Global index provider MSCI has slammed Indian exchanges’ decision to terminate licensing and data-feed agreements with their global counterparts.
MSCI, whose indices, widely used by passive investors, help channel billions of dollars into Indian markets, said the concerted announcement by three domestic exchanges was “anti-completive” and would restrict access to the Indian market.
“MSCI is evaluating the measures’ potential impact on existing financial products and the future accessibility of the Indian equity market for international institutional investors more generally. It is a clearly negative development for the accessibility of the Indian equity market for international institutional investors,” said the index provider in a release, hinting that it might have to cut India’s weight in its global indices.
Currently, India’s weight on the MSCI Emerging Market (EM) index is about eight per cent, and on MSCI Asia Pacific (ex-Japan) index it is 12 per cent. These help India attract nearly a tenth of the foreign flows going into emerging markets (EMs) through exchange-traded funds (ETFs).
On February 9, the National Stock Exchange (NSE) and BSE — India’s two main exchanges — and MSE had said in a joint release that they were discontinuing their data-feed tie-ups with foreign exchanges to prevent offshore trading in domestic securities. The move would come into effect after the contractual notice periods expire — in August 2018.
“A set of restrictions on the use of traded price data is inconsistent with the practices of any other market in MSCI’s Emerging Markets Index series and could result in an unprecedented disruption of trading in financial products in markets around the world,” MSCI said.
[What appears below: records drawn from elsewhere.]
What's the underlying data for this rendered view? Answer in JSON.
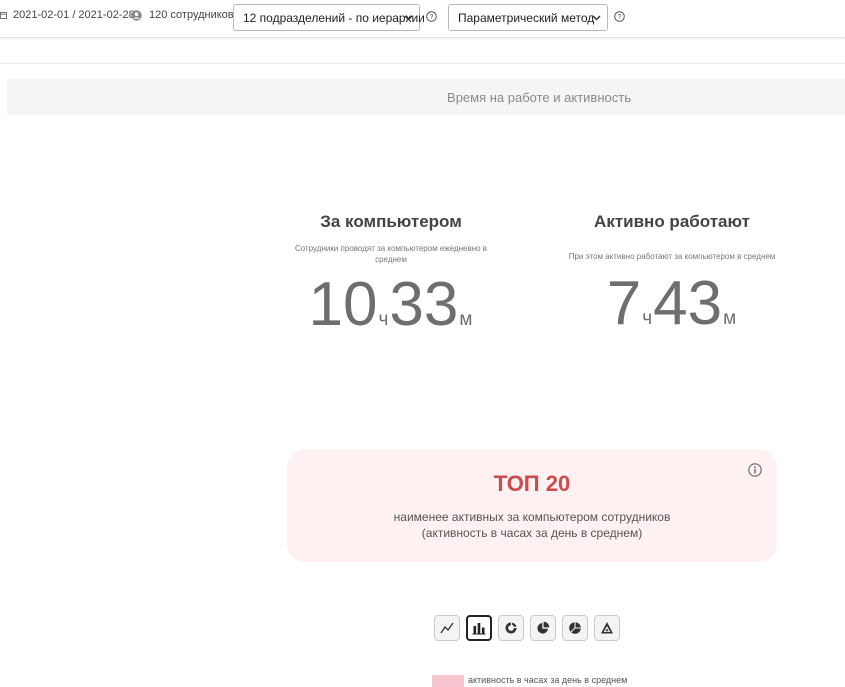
{
  "toolbar": {
    "date_range": "2021-02-01 / 2021-02-28",
    "employees": "120 сотрудников",
    "departments_select": "12 подразделений - по иерархии",
    "method_select": "Параметрический метод"
  },
  "section": {
    "title": "Время на работе и активность"
  },
  "metrics": [
    {
      "title": "За компьютером",
      "description": "Сотрудники проводят за компьютером ежедневно в среднем",
      "hours": "10",
      "hours_unit": "ч",
      "minutes": "33",
      "minutes_unit": "м"
    },
    {
      "title": "Активно работают",
      "description": "При этом активно работают за компьютером в среднем",
      "hours": "7",
      "hours_unit": "ч",
      "minutes": "43",
      "minutes_unit": "м"
    }
  ],
  "top_card": {
    "title": "ТОП 20",
    "subtitle_line1": "наименее активных за компьютером сотрудников",
    "subtitle_line2": "(активность в часах за день в среднем)"
  },
  "chart_buttons": [
    {
      "icon": "line-chart-icon",
      "active": false
    },
    {
      "icon": "bar-chart-icon",
      "active": true
    },
    {
      "icon": "donut-chart-icon",
      "active": false
    },
    {
      "icon": "pie-chart-icon",
      "active": false
    },
    {
      "icon": "polar-chart-icon",
      "active": false
    },
    {
      "icon": "radar-chart-icon",
      "active": false
    }
  ],
  "legend": {
    "label": "активность в часах за день в среднем",
    "color": "#f6c5cf"
  },
  "colors": {
    "accent_red": "#cc4b4b",
    "card_bg": "#fdf1f1"
  }
}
“Based on the exchanges’ press release, we understand that they do not seek to impose a precipitous or disorderly wind down of the various products that would be affected in many markets around the world. Nonetheless, given the breadth of the application of the changes referred to in the announcement, we believe that if the changes are put into effect, the result will be disruptive and harmful to international institutional investors in Indian equities whether accessing the market onshore or offshore,” it said.
“Under MSCI’s Market Classification Framework, anti-competitive measures restricting investors' access to derived stock exchange information receive a negative score in the Competitive Landscape category,” it further said.
“The introduction of restrictive measures that might result in a material deterioration of the accessibility of an equity market is reviewed carefully by MSCI in consultation with international institutional investors and other market participants and could lead to a change in market classification,” it warned.
“MSCI strongly suggests the Indian exchanges and their regulator, the Securities and Exchange Board of India (Sebi), reconsider this unprecedented anti-competitive action before it leads to any unnecessary disruptions in trading or a potential change in the market classification of the Indian market in the MSCI Indexes,” the global exchange provider warned.
Vikram Limaye, MD & CEO of NSE had told Business Standard last Friday that exchanges would continue to provide data to ETF providers.